Estávamos na fila do médico, um lugar onde a maior virtude é a paciência. Nesses ambientes costumo aprender muito. Lá, somos todos desco...

Estávamos na fila do médico, um lugar onde a maior virtude é a paciência. Nesses ambientes costumo aprender muito. Lá, somos todos desconhecidos e unidos pela dor. Enquanto aguardava a minha vez, abri meu livrinho, coisa que sempre faço nessas horas. Nisso, postou-se ao meu lado, um senhor de meia idade, que também aguardava ser chamado. Ele puxou conversa: - O senhor conhece a Bíblia? – Lá vai embora minha leitura, pensei. – Mais ou menos, respondi, fingindo de bobo e procurando não render conversa. Com certeza, o moço não sabia que eu estava lendo Tereza de Ávila. Aliás, ele nem deveria saber quem dessa tal Tereza. – Eu sou religioso, disse-me ele. Mas, não sigo o Papa de Roma. Comecei a ficar decepcionado. Pensei, inicialmente, que ele me fosse falar de Deus, de seu infinito amor por nós. Mas, qual nada! Queria duelar. Parece que queria discutir comigo sobre quem estava certo ou qual seria o caminho mais curto da salvação. Então, decidi fechar o livro de vez, e me preparei para o debate apologético. Perguntei ao moço: - Quantos asilos ou instituições filantrópicas sua Igreja mantinha ou ajudava a manter. Diante de minha pergunta ele é que se fez de bobo. Ficou calado. Pedi, então, que citasse para mim, o nome de apenas uma pessoa de sua igreja que fosse uma referência nacional, um destaque ético, pois não queria usar a palavra “santo”. Mais uma vez ele se fez de surdo. Supliquei-lhe, então, que ele me falasse do Apóstolo Paulo, de suas viagens e dos livros que escreveu... Após curto espaço de tempo pedi sua opinião sobre a visita do Papa Francisco ao Brasil, e do seu pedido de união entre os cristãos, pois o Papa estava visitando nosso país. Nesse momento, ele levantou-se, apressadamente, e saiu, mesmo antes do atendimento médico. Fiz questão de não me apresentar como padre. Até que gostei da conversa. Tive a oportunidade de falar-lhe do amor de Deus, de sua misericórdia para conosco e dos homens que são verdadeiramente iluminados de nosso tempo. É lamentável que, num mundo tão carente de diálogo, respeito e fidelidade, ainda tenha gente que queira brigar pelo mesmo Deus.

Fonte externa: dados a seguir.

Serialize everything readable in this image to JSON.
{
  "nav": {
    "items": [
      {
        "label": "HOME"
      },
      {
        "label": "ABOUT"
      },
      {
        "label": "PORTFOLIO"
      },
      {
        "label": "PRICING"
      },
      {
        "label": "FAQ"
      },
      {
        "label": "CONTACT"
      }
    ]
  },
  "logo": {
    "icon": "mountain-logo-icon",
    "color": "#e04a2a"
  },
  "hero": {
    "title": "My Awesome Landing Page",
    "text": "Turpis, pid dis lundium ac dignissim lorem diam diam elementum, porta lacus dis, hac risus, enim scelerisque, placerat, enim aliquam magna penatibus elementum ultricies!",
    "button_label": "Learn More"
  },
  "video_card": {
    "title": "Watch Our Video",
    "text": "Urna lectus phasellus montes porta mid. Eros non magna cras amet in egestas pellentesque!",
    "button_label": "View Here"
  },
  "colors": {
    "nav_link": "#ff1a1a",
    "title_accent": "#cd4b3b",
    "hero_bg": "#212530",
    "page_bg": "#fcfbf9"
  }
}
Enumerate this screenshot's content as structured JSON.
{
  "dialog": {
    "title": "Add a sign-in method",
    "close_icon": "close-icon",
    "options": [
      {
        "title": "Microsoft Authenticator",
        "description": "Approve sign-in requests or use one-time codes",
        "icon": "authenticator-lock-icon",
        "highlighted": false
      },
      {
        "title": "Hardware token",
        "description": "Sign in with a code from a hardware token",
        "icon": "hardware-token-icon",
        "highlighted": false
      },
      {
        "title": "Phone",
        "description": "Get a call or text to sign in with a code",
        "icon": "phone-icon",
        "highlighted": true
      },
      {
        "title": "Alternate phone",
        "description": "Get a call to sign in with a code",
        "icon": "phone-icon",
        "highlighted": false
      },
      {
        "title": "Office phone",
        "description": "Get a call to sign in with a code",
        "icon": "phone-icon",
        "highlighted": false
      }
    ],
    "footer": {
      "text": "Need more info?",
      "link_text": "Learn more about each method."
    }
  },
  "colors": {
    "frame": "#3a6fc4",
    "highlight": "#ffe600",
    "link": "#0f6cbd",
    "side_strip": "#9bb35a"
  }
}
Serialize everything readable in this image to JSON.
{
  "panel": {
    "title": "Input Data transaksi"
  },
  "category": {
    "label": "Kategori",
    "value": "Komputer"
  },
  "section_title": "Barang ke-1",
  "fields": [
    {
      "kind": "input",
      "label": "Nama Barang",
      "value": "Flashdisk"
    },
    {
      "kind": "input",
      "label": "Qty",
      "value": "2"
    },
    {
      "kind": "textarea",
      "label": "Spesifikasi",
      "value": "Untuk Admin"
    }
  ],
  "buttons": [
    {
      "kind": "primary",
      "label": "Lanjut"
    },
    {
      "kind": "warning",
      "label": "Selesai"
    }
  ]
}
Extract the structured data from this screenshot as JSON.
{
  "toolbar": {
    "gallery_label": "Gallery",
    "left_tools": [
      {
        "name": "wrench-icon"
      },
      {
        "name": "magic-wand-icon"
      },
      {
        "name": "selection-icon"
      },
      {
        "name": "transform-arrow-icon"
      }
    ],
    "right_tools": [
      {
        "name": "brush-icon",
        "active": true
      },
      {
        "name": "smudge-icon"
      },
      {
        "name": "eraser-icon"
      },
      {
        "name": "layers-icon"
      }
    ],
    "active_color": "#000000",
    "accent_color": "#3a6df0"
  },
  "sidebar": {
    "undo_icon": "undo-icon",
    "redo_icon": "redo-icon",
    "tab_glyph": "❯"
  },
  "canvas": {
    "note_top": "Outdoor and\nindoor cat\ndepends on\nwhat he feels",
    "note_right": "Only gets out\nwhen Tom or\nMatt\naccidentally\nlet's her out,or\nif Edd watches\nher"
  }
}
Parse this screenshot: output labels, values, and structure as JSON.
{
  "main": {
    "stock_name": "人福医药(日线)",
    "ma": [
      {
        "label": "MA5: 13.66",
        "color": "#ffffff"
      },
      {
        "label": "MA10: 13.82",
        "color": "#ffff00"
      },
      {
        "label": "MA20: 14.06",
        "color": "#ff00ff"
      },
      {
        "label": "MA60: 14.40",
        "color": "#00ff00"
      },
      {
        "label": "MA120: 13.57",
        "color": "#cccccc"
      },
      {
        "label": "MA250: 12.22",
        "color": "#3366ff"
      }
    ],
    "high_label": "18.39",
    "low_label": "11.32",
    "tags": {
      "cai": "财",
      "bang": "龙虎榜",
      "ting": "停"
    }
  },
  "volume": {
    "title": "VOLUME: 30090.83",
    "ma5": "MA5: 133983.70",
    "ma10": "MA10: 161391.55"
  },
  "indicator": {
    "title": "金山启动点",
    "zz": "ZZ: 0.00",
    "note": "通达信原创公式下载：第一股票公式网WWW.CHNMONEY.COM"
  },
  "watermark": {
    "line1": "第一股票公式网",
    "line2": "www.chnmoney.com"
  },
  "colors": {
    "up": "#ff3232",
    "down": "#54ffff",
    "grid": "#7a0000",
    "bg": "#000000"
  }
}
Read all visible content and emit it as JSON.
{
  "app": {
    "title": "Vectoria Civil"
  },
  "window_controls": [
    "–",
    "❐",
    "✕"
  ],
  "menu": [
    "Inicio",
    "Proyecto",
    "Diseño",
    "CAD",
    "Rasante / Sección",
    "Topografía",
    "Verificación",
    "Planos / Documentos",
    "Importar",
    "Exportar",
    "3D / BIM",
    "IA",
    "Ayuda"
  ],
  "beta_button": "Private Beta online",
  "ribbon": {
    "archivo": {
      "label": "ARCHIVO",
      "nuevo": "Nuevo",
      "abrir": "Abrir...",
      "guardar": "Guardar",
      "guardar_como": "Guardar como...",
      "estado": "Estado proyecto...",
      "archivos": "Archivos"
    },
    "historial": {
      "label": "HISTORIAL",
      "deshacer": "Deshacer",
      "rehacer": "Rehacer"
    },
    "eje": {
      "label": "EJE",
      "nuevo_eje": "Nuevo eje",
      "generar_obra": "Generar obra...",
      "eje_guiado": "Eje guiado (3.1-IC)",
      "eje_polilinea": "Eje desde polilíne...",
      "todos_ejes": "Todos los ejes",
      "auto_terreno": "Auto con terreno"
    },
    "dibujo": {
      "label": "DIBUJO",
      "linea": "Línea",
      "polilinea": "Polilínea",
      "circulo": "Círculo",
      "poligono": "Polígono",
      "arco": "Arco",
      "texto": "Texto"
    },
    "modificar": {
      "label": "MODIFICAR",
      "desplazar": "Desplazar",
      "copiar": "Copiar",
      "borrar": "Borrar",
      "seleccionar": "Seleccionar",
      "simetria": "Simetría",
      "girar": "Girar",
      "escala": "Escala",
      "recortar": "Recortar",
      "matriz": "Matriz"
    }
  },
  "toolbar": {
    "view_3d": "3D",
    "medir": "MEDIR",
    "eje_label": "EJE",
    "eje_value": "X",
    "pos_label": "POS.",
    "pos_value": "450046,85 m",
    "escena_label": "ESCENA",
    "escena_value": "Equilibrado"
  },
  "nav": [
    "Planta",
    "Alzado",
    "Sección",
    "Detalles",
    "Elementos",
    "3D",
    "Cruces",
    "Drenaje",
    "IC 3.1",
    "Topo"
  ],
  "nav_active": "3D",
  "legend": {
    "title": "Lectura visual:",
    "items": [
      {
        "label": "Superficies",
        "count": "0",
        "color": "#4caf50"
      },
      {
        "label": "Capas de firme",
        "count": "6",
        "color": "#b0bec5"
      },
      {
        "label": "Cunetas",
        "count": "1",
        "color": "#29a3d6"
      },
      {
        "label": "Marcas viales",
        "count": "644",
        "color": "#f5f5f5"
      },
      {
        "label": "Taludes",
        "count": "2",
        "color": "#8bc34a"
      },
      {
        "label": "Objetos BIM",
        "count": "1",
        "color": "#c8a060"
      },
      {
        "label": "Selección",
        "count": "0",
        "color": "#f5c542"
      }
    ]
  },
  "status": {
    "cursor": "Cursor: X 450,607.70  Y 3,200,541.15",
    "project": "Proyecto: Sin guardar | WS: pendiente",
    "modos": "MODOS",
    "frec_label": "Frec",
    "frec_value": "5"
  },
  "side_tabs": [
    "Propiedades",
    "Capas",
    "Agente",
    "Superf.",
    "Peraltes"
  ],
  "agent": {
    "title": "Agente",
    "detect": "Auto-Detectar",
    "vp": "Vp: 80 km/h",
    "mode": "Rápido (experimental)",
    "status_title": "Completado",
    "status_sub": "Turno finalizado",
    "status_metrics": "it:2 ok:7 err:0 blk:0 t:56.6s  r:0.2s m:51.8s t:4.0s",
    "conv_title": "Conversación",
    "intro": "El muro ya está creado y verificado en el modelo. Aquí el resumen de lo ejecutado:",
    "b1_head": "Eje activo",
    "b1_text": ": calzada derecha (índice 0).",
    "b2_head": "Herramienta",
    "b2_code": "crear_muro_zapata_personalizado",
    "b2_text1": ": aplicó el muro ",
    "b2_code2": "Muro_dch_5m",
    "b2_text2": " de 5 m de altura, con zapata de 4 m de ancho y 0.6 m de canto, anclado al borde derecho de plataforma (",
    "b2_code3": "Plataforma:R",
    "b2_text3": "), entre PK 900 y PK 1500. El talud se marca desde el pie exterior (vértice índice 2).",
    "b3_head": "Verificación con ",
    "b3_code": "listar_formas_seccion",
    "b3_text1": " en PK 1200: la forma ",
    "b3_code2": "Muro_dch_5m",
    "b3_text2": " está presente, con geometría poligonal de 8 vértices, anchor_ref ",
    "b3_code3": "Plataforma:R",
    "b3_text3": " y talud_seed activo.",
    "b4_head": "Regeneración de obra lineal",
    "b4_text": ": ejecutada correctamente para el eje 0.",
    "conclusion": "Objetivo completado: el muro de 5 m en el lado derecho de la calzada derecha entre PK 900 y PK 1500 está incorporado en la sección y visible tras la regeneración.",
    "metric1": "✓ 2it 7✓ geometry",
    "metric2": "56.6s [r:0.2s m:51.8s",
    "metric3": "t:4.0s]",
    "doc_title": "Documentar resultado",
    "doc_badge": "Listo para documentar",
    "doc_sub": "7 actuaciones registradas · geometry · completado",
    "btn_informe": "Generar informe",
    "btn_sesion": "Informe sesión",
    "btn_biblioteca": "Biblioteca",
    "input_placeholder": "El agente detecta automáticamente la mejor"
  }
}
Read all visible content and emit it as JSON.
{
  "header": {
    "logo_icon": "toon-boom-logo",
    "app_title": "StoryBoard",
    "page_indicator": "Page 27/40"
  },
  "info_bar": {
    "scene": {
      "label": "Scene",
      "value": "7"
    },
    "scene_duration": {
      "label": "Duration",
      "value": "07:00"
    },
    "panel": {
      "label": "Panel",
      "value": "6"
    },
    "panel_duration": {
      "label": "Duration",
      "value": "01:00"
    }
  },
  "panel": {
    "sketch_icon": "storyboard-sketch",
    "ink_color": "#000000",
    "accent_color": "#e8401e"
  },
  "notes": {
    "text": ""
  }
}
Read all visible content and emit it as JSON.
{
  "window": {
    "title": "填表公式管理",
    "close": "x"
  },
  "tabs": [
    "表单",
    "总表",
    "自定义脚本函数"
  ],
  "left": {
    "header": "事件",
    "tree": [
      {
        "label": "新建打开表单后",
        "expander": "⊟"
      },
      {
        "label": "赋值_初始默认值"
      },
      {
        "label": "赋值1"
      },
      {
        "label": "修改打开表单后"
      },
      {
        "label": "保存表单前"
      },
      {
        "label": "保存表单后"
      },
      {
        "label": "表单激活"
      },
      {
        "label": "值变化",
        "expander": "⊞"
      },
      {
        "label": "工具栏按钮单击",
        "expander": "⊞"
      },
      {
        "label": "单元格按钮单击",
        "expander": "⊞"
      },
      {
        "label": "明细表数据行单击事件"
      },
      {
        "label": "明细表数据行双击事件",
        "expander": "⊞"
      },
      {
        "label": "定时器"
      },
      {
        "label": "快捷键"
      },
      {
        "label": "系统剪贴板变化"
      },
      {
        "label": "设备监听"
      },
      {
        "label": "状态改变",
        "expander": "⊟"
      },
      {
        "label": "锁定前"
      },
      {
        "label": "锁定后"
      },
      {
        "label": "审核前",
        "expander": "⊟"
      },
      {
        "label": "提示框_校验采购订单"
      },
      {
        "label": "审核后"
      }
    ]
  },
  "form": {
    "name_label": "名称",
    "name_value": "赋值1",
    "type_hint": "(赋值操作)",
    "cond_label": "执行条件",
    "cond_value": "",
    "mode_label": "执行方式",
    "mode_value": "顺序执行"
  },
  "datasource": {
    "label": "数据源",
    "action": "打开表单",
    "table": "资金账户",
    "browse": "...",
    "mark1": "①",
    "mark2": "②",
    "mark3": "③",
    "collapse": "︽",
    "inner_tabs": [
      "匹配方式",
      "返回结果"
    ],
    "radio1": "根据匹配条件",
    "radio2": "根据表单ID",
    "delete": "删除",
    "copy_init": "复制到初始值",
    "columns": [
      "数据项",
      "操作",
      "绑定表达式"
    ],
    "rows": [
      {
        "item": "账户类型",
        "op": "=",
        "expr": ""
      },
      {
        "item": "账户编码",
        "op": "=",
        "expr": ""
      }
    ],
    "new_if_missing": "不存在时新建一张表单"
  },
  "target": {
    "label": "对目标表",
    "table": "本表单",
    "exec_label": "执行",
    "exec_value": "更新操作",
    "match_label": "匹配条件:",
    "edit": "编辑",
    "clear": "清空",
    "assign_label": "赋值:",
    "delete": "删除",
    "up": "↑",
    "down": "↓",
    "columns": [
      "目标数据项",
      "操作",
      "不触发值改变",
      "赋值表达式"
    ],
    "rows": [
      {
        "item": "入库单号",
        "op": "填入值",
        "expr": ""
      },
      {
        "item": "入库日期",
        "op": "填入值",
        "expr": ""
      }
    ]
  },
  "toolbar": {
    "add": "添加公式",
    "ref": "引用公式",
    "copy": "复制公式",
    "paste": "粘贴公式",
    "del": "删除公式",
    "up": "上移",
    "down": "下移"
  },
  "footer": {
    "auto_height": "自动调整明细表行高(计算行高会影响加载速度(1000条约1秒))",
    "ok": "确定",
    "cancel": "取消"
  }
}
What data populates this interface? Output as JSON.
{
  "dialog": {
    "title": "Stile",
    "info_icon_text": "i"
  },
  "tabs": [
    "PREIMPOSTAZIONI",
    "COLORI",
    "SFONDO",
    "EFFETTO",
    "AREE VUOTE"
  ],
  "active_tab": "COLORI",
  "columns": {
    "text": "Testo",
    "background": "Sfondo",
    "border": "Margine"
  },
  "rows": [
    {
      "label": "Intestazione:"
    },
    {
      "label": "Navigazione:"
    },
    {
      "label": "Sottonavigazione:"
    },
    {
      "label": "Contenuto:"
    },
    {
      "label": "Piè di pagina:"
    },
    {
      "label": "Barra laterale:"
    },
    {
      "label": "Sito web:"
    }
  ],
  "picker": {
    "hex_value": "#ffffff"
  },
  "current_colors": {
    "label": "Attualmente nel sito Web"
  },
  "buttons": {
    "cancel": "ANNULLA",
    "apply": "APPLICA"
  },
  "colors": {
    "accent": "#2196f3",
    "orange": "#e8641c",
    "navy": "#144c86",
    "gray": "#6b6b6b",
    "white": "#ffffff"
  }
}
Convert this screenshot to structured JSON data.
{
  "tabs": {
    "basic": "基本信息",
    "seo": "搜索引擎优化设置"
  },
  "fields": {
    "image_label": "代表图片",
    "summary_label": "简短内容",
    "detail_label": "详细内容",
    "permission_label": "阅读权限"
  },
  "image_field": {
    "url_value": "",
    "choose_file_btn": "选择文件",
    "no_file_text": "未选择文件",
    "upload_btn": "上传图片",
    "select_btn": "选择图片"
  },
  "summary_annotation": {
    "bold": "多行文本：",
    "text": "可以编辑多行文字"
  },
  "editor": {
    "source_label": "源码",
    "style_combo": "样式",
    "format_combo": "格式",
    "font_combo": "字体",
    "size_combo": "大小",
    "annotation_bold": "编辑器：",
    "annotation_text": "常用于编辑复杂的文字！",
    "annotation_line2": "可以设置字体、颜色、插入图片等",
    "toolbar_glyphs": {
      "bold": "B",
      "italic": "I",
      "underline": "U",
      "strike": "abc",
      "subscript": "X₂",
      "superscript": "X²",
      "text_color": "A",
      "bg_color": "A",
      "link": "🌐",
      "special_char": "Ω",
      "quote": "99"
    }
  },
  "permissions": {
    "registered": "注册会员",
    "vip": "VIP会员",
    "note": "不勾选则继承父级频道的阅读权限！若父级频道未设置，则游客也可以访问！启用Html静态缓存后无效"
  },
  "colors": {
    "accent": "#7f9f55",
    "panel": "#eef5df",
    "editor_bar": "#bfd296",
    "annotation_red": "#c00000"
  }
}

A fila do médico pode ser uma metáfora da humanidade, que caminha meio doente para Deus, o verdadeiro médico, entre os soluços e as lágrimas do presente. Como se não bastassem as dificuldade próprias do existir precisamos criar mais dificuldades ainda, brigando pelo mesmo Deus? Isso não leva a nada. Apenas dá dor de barriga na gente. Nesse caso, não precisamos procurar os médicos. Basta mudarmos de postura...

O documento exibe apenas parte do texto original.